O Sinetram cita que, no dia 10 março de 2020, a CGM emitiu a Nota Técnica nº 001/2020 apontando que “o resultado final da apuração do equilíbrio econômico-financeiro” das empresas concessionárias no período da intervenção financeira “demonstra um déficit a favor das empresas da ordem de R$ 21.185.719,46”.
De acordo com as empresas, em maio de 2020, o IMMU (Instituto Municipal de Mobilidade Urbana) enviou ofício à Secretaria de Finanças de Manaus informando que o pagamento da primeira parcela não havia sido efetivado por conta da pandemia de Covid-19. Na ocasião, segundo o sindicato, o instituto apresentou um cronograma de pagamento.
As empresas afirmaram que, conforme o cronograma, o início do pagamento das parcelas deveria ocorrer até o dia 30 de julho de 2020, mas a prefeitura não cumpriu o acordo. “O executado (Prefeitura de Manaus) inadimpliu integralmente a sua obrigação, na medida em que nenhum das datas estipuladas foi observada”, disse o Sinetram.

Dívida maior
Ao contestar a cobrança, a prefeitura afirmou que as empresas têm dívida de R$ 101 milhões com o município, conforme a Nota Técnica nº 002/2020 da CGM emitida no dia 18 de maio de 2020. A prefeitura sustentou que as empresas esqueceram de informar à Justiça sobre a existência dessa nota técnica, que apurou “todas as dívidas tributárias das empresas”.
A conclusão da Nota Técnica nº 002/2020 traz o seguinte teor: “O resultado final da apuração do equilíbrio econômico-financeiro das empresas concessionárias (…), no período de outubro de 2011 a julho de 2019 demonstra um débito das empresas de transporte para com o município de Manaus no montante de R$ 101.422,984,59”.
De acordo com a prefeitura, no dia 5 de outubro de 2020 o IMMU solicitou manifestação da CGM sobre a dívida de R$ 21 milhões.
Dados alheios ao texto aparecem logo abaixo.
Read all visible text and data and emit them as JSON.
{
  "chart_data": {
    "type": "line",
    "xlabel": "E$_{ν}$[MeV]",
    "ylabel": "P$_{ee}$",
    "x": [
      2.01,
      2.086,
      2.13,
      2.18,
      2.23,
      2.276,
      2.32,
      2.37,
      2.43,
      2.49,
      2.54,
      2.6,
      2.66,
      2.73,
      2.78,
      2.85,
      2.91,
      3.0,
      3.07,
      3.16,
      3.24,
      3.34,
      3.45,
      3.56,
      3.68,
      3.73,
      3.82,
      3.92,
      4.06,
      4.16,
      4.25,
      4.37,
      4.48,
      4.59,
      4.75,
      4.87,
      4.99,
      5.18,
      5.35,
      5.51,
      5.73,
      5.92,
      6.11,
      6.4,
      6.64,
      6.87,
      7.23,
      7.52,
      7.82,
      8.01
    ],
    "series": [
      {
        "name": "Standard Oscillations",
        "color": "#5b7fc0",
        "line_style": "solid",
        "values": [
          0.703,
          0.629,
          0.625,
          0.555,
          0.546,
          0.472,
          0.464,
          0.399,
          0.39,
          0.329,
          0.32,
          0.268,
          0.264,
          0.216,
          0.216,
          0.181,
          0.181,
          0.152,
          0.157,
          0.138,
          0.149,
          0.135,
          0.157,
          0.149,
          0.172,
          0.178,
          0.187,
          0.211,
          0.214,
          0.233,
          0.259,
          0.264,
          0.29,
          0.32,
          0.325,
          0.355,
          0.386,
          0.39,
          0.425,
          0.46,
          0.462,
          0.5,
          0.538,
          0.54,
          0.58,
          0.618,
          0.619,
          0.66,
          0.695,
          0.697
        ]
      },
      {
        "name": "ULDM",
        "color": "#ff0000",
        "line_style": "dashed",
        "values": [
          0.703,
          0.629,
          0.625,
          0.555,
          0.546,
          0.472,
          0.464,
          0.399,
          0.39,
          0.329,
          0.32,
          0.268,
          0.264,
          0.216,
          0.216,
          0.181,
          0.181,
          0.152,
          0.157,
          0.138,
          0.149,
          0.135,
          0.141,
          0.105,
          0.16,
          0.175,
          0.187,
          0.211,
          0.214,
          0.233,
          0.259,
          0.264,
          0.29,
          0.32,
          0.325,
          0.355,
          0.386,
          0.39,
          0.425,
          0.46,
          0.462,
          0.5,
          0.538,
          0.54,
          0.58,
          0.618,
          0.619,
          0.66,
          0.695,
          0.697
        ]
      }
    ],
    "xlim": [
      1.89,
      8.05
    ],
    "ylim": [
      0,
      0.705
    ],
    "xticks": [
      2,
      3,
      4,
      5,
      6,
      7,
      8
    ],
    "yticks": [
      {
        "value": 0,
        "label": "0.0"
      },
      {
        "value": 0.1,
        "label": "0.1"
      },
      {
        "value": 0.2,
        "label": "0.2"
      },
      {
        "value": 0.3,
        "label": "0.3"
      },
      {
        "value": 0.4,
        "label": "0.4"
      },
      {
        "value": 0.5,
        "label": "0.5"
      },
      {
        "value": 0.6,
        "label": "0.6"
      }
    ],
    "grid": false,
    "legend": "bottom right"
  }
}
A controladoria se manifestou contrária ao pagamento na forma solicitada, em razão de as empresas terem débitos apurados referentes ao período de outubro de 2011 a julho de 2019, conforme a Nota Técnica nº 002/2020.
Na manifestação, a CGM afirmou que a diferença entre o “crédito” das empresas e as dívidas com o município alcançava o montante de R$ 80.237.265,13. A controladoria informou que esse valor não havia sido pago ao fisco municipal, e, por isso, os R$ 21 milhões apurados na Nota Técnica nº 001/2020 não poderiam ser pagos às empresas.
“O não pagamento foi motivado pela existência de dívidas tributárias das concessionárias para com o Fisco Municipal, que superavam, em muito, o valor do déficit apurado, tendo a CGM se manifestado pela necessidade de apuração de todos os créditos e débitos apurados nas notas técnicas por si emitidas, com vistas à compensação dos valores”, disse a prefeitura.
Ilegítimo
Ao contestar a legalidade do termo de compromisso assinado por Arthur Virgílio, a atual administração da Prefeitura de Manaus lembrou que o acordo foi firmado entre a prefeitura e o Sinetram e afirmou que o sindicato não tem “poder para agir, transigir, firmar acordos na esfera cível ou administrativa em substituição às pessoas jurídicas a ele filiadas”.
De acordo com a prefeitura, o Sinetram não apresentou “qualquer autorização ou outorga de poderes” para transigir ou assinar contratos em nome das “empresas concessionárias que o compõem, que são as pessoas jurídicas às quais o Município de Manaus concedeu o serviço público em apreço, por meio dos respectivos contratos de concessão”.
Para a prefeitura, o acordo é nulo, pois as empresas “não firmaram o termo de compromisso executado” e “não há notícia nos autos acerca de autorização ou outorga de poderes ao sindicato para agir, transigir, firmar acordos na esfera cível ou administrativa em seu nome”. Por esse motivo, a prefeitura pediu a extinção da ação.
Intervenção
De acordo com publicação do ATUAL, a intervenção financeira da Prefeitura de Manaus nas empresas do transporte público de passageiros confiscou os recursos do sistema de bilhetagem dos ônibus. Além dos R$ 125,7 milhões obtidos com o pagamento por cartão eletrônico, a prefeitura concedeu mais R$ 61,8 milhões às empresas.
A reportagem solicitou informações do Sinetram, mas até a publicação desta matéria nenhuma resposta foi enviada.